In accordance with Article 8 titled " Extraordinary Price and Quantity Movements" of the Capital Markets Board's Communiqué on Material Events (II-15.1) regarding the extraordinary price and quantity movements realized on our Company's shares, our Company does not have any special condition that has not been disclosed to the public.

- 16.02.2024: The one-year Share Buyback Program initiated with the decision of our Board of Directors dated 16th February 2023 has ended as of today.

Between 16th February 2023 – 16th February 2024, a total of 900,790 shares were repurchased and the FONET shares owned by our Company reached a total of 2,012,290 shares (1.40% of the Company's capital) together with the shares acquired due to the 260% bonus issue made during this period. The details of the shares repurchased during the program are available in the table above. The transactions carried out within the scope of the 'Buy-Back Program' will be presented to the shareholders at the first General Assembly Meeting of our Company.

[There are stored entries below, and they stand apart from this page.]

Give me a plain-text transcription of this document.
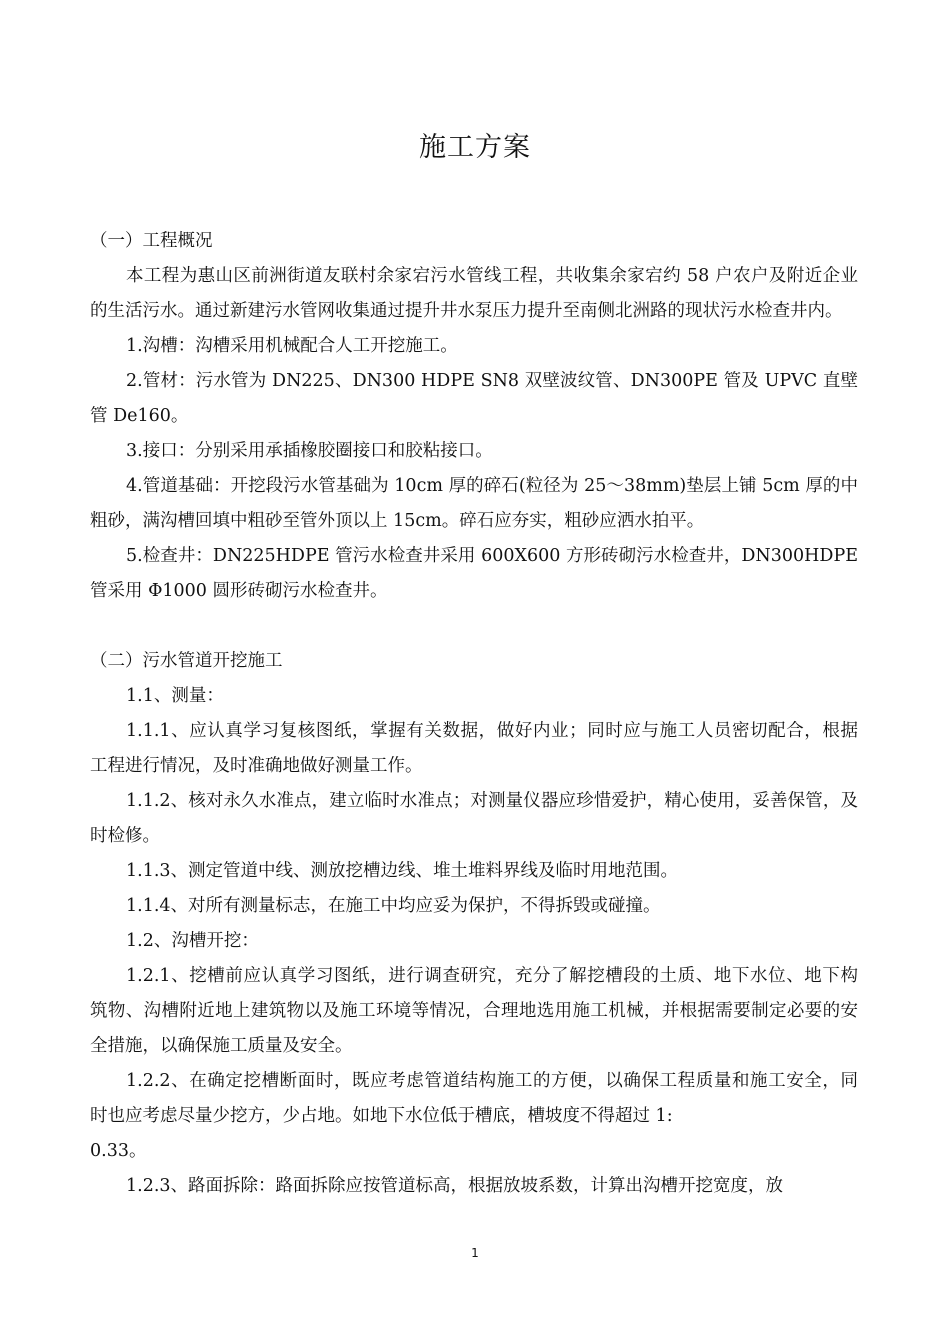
施工方案

（一）工程概况

本工程为惠山区前洲街道友联村余家宕污水管线工程，共收集余家宕约 58 户农户及附近企业的生活污水。通过新建污水管网收集通过提升井水泵压力提升至南侧北洲路的现状污水检查井内。

1.沟槽：沟槽采用机械配合人工开挖施工。

2.管材：污水管为 DN225、DN300 HDPE SN8 双壁波纹管、DN300PE 管及 UPVC 直壁管 De160。

3.接口：分别采用承插橡胶圈接口和胶粘接口。

4.管道基础：开挖段污水管基础为 10cm 厚的碎石(粒径为 25～38mm)垫层上铺 5cm 厚的中粗砂，满沟槽回填中粗砂至管外顶以上 15cm。碎石应夯实，粗砂应洒水拍平。

5.检查井：DN225HDPE 管污水检查井采用 600X600 方形砖砌污水检查井，DN300HDPE 管采用 Φ1000 圆形砖砌污水检查井。

（二）污水管道开挖施工

1.1、测量：

1.1.1、应认真学习复核图纸，掌握有关数据，做好内业；同时应与施工人员密切配合，根据 工程进行情况，及时准确地做好测量工作。

1.1.2、核对永久水准点，建立临时水准点；对测量仪器应珍惜爱护，精心使用，妥善保管，及时检修。

1.1.3、测定管道中线、测放挖槽边线、堆土堆料界线及临时用地范围。

1.1.4、对所有测量标志，在施工中均应妥为保护，不得拆毁或碰撞。

1.2、沟槽开挖：

1.2.1、挖槽前应认真学习图纸，进行调查研究，充分了解挖槽段的土质、地下水位、地下构 筑物、沟槽附近地上建筑物以及施工环境等情况，合理地选用施工机械，并根据需要制定必要的安全措施，以确保施工质量及安全。

1.2.2、在确定挖槽断面时，既应考虑管道结构施工的方便，以确保工程质量和施工安全，同 时也应考虑尽量少挖方，少占地。如地下水位低于槽底，槽坡度不得超过 1:

0.33。

1.2.3、路面拆除：路面拆除应按管道标高，根据放坡系数，计算出沟槽开挖宽度，放

1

(Amount of shares acquired through bonus issue: 1,111,500 shares)

Adjustments have been made in the table of termination of repurchase transaction regarding the bonus issue of 260% made on 11th December 2023.

  • - 23.02.2024: Our Company participated in a tender of "KKTC e- Notification System Service Procurement" that was made by "Türksat Uydu Haberleşme Kablo TV ve İşletme A.Ş." on the date of 23.02.2024. There were 5 (five) companies participated in regarding tender that the best offer has been given by our company with the amount of 655.000 USD.
  • - 07.03.2024: Within the scope of the 1-year share repurchase transactions initiated with the decision of our Company's Board of Directors dated 16.02.2023,

A total of 2,012,290 shares were repurchased and the process ended on 16.02.2024. The ratio of total repurchased shares to the capital is 1.40%. (The total amount of repurchased shares is specified by taking into account the amount of shares obtained due to the bonus issue).

Of these repurchased shares, 350,000 shares representing 0.24% of our Company's capital were sold on Istanbul Stock Exchange on 07.03.2024 at an average price of 58.60 TRY per share.

  • - 28.03.2024: Our Company won the tender of "36-months Health Information Management System (HIMS) Service Procurement" that was made by Mardin Provincial Health Directorate and the legal objection process was completed. ''The Invitation To The Contract'' letter was sent to our company by the administration and then the contract signing phase was started. The tender price is 55.980.390,00 Turkish Liras.
  • - 29.03.2024: Mr. Abdülkerim GAZEN has been elected as the Chairman of the Board of Directors of our company and Mrs. Yasemin ŞAH has been elected as the Deputy Chairman of the Board of Directors.